KIYAMET
Kıyâmeti koparan biziz. Biz bütün gönlümüzle Allah desek, Allah nidâsına kulum hitâbını duysak, kopmaz kıyâmet. Allâh Allâh diyen bulundukça kıyâmet kopmaz. Nefsinde, Allah deyip kulluk yapan, evinde âilesinde, Resûlüllâh (sav) sevgisi, ehl-i beyt muhabbeti ve Kur’ân kıraati olan, işinde ticâretinde, helâl kazanca tâbi olan, idâresinde, âdil devlet reisi bulundukça kopmaz kıyâmet. Çünkü kıyâmet, hayırlılar üzerine kopmaz. Ne kadar kıyâmeti beklesek de, ölünce kopar kıyâmetimiz.
1- Hayâtımızı Kur’ân’la amel ederek geçirelim. Kitâb-ı Kerîm’imiz, hayâtımızın her alanına hitâb eder. Kendi arzusuyla konuşmayan Aleyhissalât ü Vesselâm Efendimizin kelamları da Kur’ân’ın tefsiri, tebyini, açıklayıcısıdır. Hüküm koymaya hak sâhibi olan, Şâri-i Mübîn’dir. Ayağımızın biri Kur’ân, bir diğeri de Hadîs-i Şerif’ler olsun.

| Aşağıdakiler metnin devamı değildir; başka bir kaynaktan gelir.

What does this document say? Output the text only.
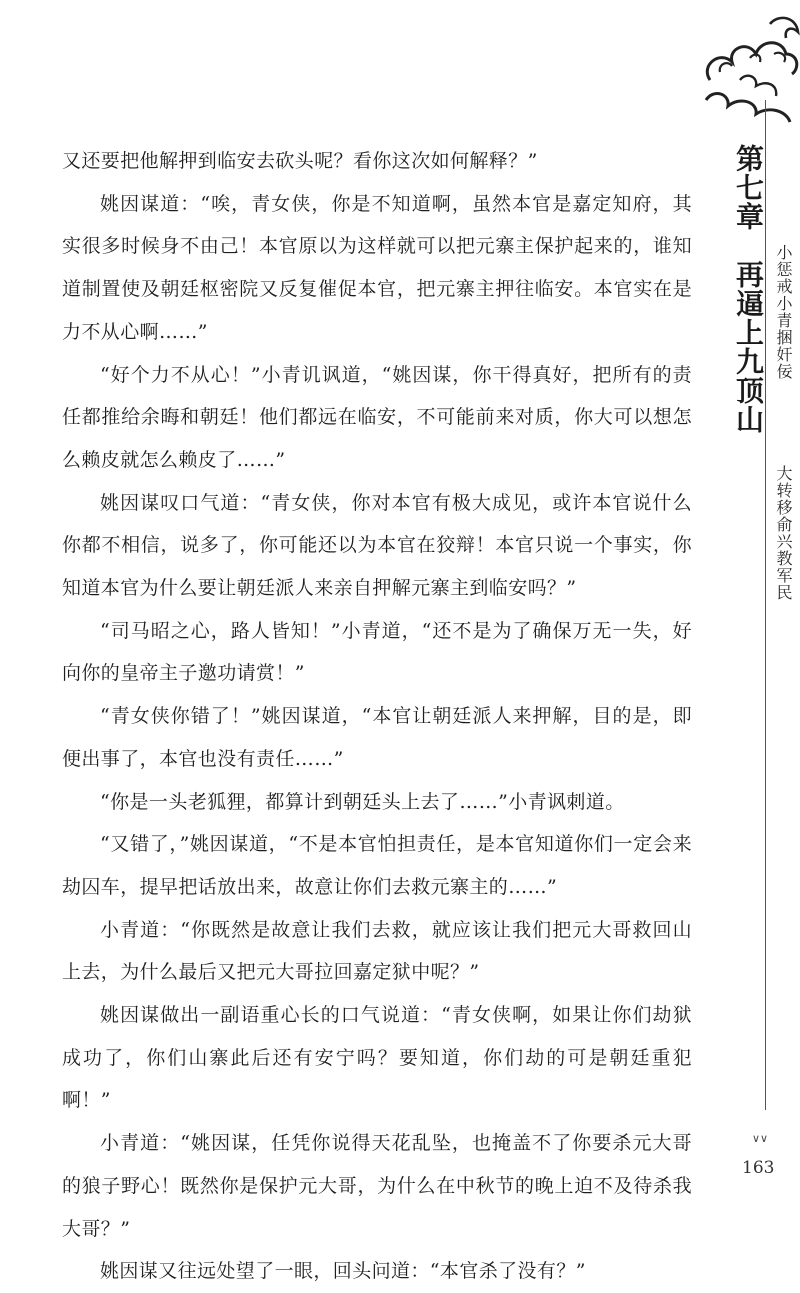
第七章　再逼上九顶山 小惩戒小青捆奸佞
大转移俞兴教军民

又还要把他解押到临安去砍头呢？看你这次如何解释？”

姚因谋道：“唉，青女侠，你是不知道啊，虽然本官是嘉定知府，其实很多时候身不由己！本官原以为这样就可以把元寨主保护起来的，谁知道制置使及朝廷枢密院又反复催促本官，把元寨主押往临安。本官实在是力不从心啊……”

“好个力不从心！”小青讥讽道，“姚因谋，你干得真好，把所有的责任都推给余晦和朝廷！他们都远在临安，不可能前来对质，你大可以想怎么赖皮就怎么赖皮了……”

姚因谋叹口气道：“青女侠，你对本官有极大成见，或许本官说什么你都不相信，说多了，你可能还以为本官在狡辩！本官只说一个事实，你知道本官为什么要让朝廷派人来亲自押解元寨主到临安吗？”

“司马昭之心，路人皆知！”小青道，“还不是为了确保万无一失，好向你的皇帝主子邀功请赏！”

“青女侠你错了！”姚因谋道，“本官让朝廷派人来押解，目的是，即便出事了，本官也没有责任……”

“你是一头老狐狸，都算计到朝廷头上去了……”小青讽刺道。

“又错了，”姚因谋道，“不是本官怕担责任，是本官知道你们一定会来劫囚车，提早把话放出来，故意让你们去救元寨主的……”

小青道：“你既然是故意让我们去救，就应该让我们把元大哥救回山上去，为什么最后又把元大哥拉回嘉定狱中呢？”

姚因谋做出一副语重心长的口气说道：“青女侠啊，如果让你们劫狱成功了，你们山寨此后还有安宁吗？要知道，你们劫的可是朝廷重犯啊！”

小青道：“姚因谋，任凭你说得天花乱坠，也掩盖不了你要杀元大哥的狼子野心！既然你是保护元大哥，为什么在中秋节的晚上迫不及待杀我大哥？”

姚因谋又往远处望了一眼，回头问道：“本官杀了没有？”

∨∨
163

2- İlâhî korkuyu taşıyarak, Âhirette emniyette olacağımız bir hayâtı düşleyelim.
3- Âhirete hazırlık yapalım. Kazılan kabre, amel sandığına takvâyı azık edelim. Küçük alâmetleri kıyâmetin, bütün tahakkuk etmiştir. Büyükleri de, tesbih tâneleri gibi ard arda gelecektir. Kopacağını bilsek dahi kıyâmetin, dikelim elimizdeki fidanı.
– Âhiret tarlasına, Allah ile kendi aramızda gerçekleşen taate, melek ve Nebiyy-i Mürsel’in dâhil olmadığı hâlis ibâdeti dikelim.
-Ehlüllâhın gönlünden akan ırmakta yıkanarak, dinlediğimiz Hak kelamları dikelim.
– Arşın açıldığı zamanı gözetleyerek, Kur’ân kıraatini, münâcaat ve mürâcaatımızı dikelim hâlvet mekânlarda.
-Hak Teâlâ’nın huzûrunda, mütevâzi hâlimizi dikelim.
-Rabbimizin (cc) İsim ve Sıfatlarının tecellîsini dikelim.
– Zâhirî ve bâtinî nimet ve ihsâna şükrü dikelim.
– Her an ve vakitte yaptığımız istiğfar, tevhid ve Salât ü Selâm’ı dikelim.
– Nefsânî isteklerimize, Rabbimizin arzusunu tercih etme bahtiyarlığını dikelim.
– Tekbir, Tehlil, farz ve nâfile taatlerle Allah Teâlâ’ya olan kurbiyyetimizi, yakınlığımızı dikelim.